The European Markets Infrastructure Regulation (EMIR) has allowed regulators to collect granular data on the European (EU) derivatives markets to better measure risk.
Our novel software tool, OXCART (Oxford Computational Analysis of Reported Trades), enables us to combine EMIR data with information on legal entities as well as with market data on derivative underliers to construct approximately 90\% of the EU multi-layered derivatives network consisting of layers of contractual edges (i.e. interest rate, credit, foreign exchange, equities and commodities) and entity nodes (including CCPs, banks, various types of non-banks and non-financial entities).
We develop a new risk metric in the context of derivative markets, borrowing an existing network metric called maximum flow with buffers from the network literature, that aims to highlight short-term liquidity risk for nodes in the network.

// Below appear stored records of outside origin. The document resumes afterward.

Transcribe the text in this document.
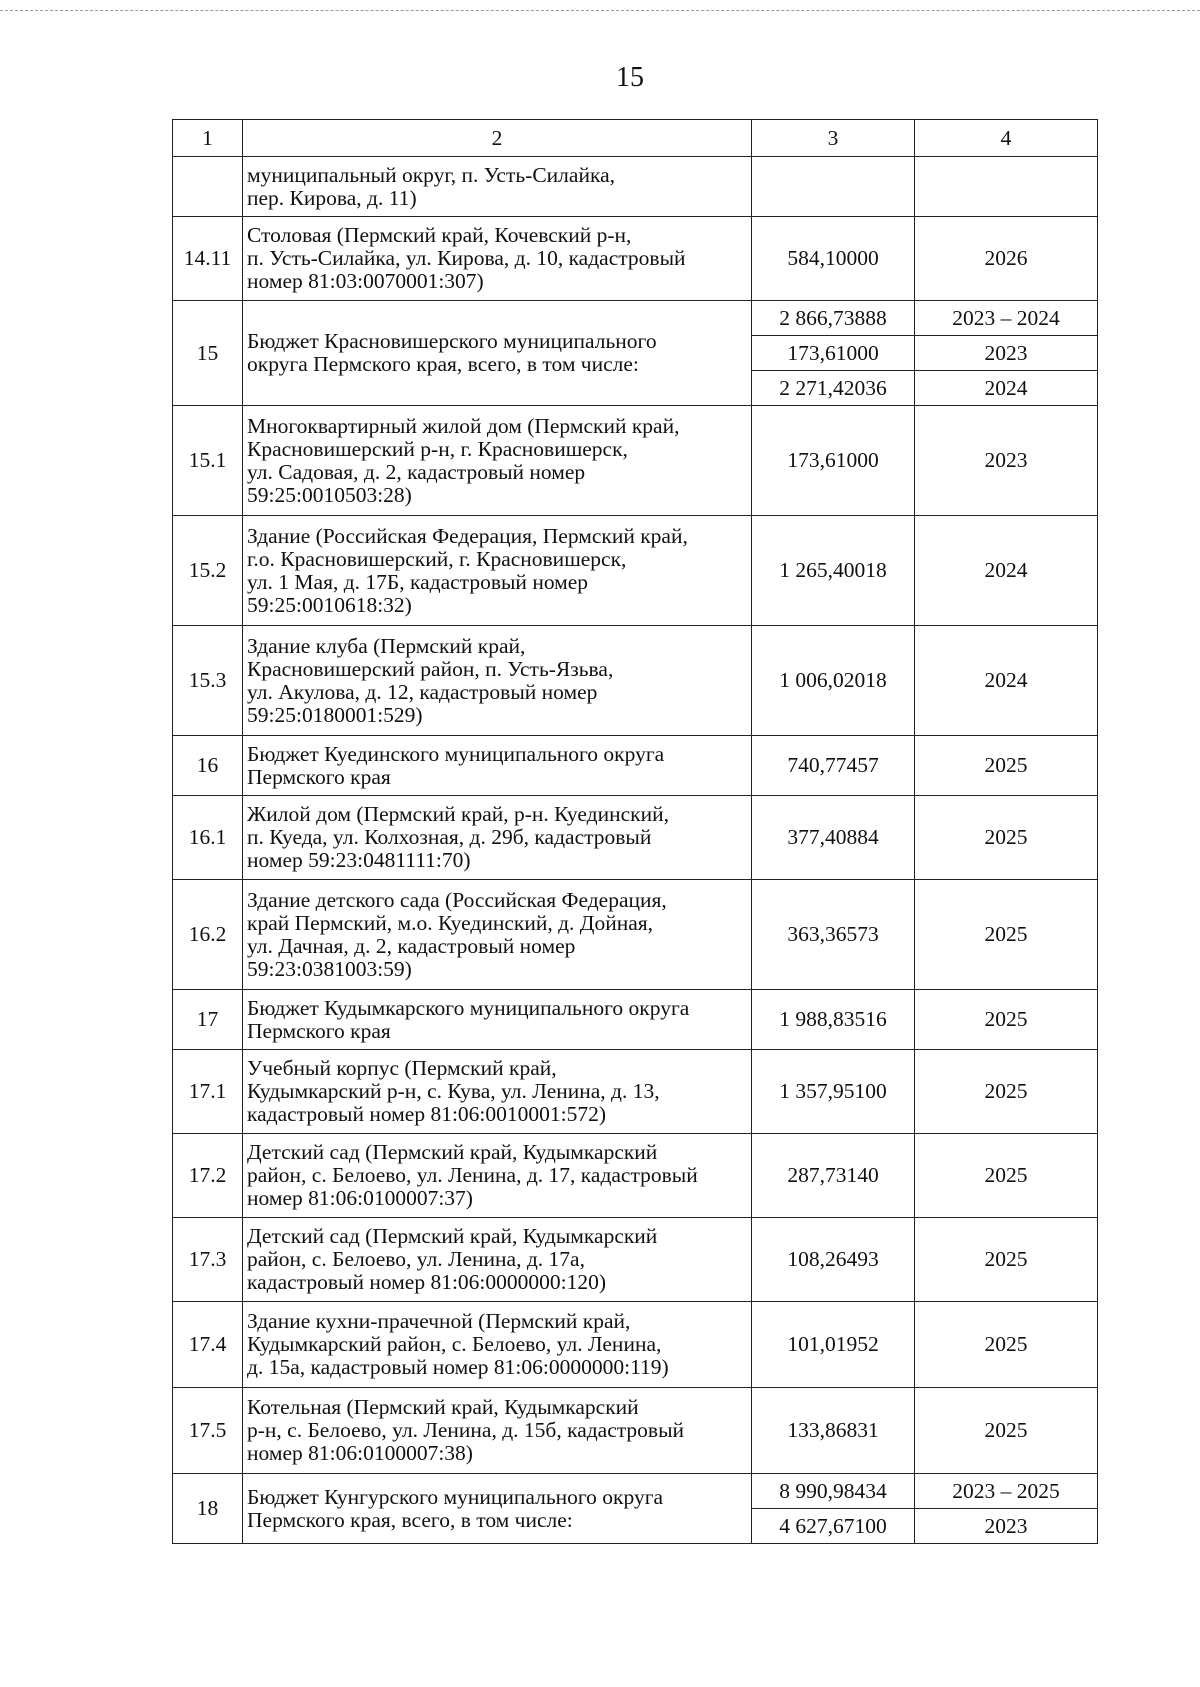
15
1	2	3	4
	муниципальный округ, п. Усть-Силайка,
пер. Кирова, д. 11)		
14.11	Столовая (Пермский край, Кочевский р-н,
п. Усть-Силайка, ул. Кирова, д. 10, кадастровый
номер 81:03:0070001:307)	584,10000	2026
15	Бюджет Красновишерского муниципального
округа Пермского края, всего, в том числе:	2 866,73888	2023 – 2024
		173,61000	2023
		2 271,42036	2024
15.1	Многоквартирный жилой дом (Пермский край,
Красновишерский р-н, г. Красновишерск,
ул. Садовая, д. 2, кадастровый номер
59:25:0010503:28)	173,61000	2023
15.2	Здание (Российская Федерация, Пермский край,
г.о. Красновишерский, г. Красновишерск,
ул. 1 Мая, д. 17Б, кадастровый номер
59:25:0010618:32)	1 265,40018	2024
15.3	Здание клуба (Пермский край,
Красновишерский район, п. Усть-Язьва,
ул. Акулова, д. 12, кадастровый номер
59:25:0180001:529)	1 006,02018	2024
16	Бюджет Куединского муниципального округа
Пермского края	740,77457	2025
16.1	Жилой дом (Пермский край, р-н. Куединский,
п. Куеда, ул. Колхозная, д. 29б, кадастровый
номер 59:23:0481111:70)	377,40884	2025
16.2	Здание детского сада (Российская Федерация,
край Пермский, м.о. Куединский, д. Дойная,
ул. Дачная, д. 2, кадастровый номер
59:23:0381003:59)	363,36573	2025
17	Бюджет Кудымкарского муниципального округа
Пермского края	1 988,83516	2025
17.1	Учебный корпус (Пермский край,
Кудымкарский р-н, с. Кува, ул. Ленина, д. 13,
кадастровый номер 81:06:0010001:572)	1 357,95100	2025
17.2	Детский сад (Пермский край, Кудымкарский
район, с. Белоево, ул. Ленина, д. 17, кадастровый
номер 81:06:0100007:37)	287,73140	2025
17.3	Детский сад (Пермский край, Кудымкарский
район, с. Белоево, ул. Ленина, д. 17а,
кадастровый номер 81:06:0000000:120)	108,26493	2025
17.4	Здание кухни-прачечной (Пермский край,
Кудымкарский район, с. Белоево, ул. Ленина,
д. 15а, кадастровый номер 81:06:0000000:119)	101,01952	2025
17.5	Котельная (Пермский край, Кудымкарский
р-н, с. Белоево, ул. Ленина, д. 15б, кадастровый
номер 81:06:0100007:38)	133,86831	2025
18	Бюджет Кунгурского муниципального округа
Пермского края, всего, в том числе:	8 990,98434	2023 – 2025
		4 627,67100	2023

Based on the calibrated multi-layered network, we compute this metric for key types of nodes in the network, such as CCPs, shared clearing members and clients, and non-clearing members in the wider bilateral market.
Our results are first to quantitatively reveal that multiple central clearing parties (CCPs) face a substantial liquidity exposure to a small number of shared clearing members to deliver collateral-grade assets, which in turn rely on non-clearing members for their collateral demands. This finding suggests that risk models of CCPs should consider their mutual interconnectedness through shared members and clients, by increasing the independent collateral amount demanded from shared members that act as intermediaries in the market, since they are likely to face multiple margin calls.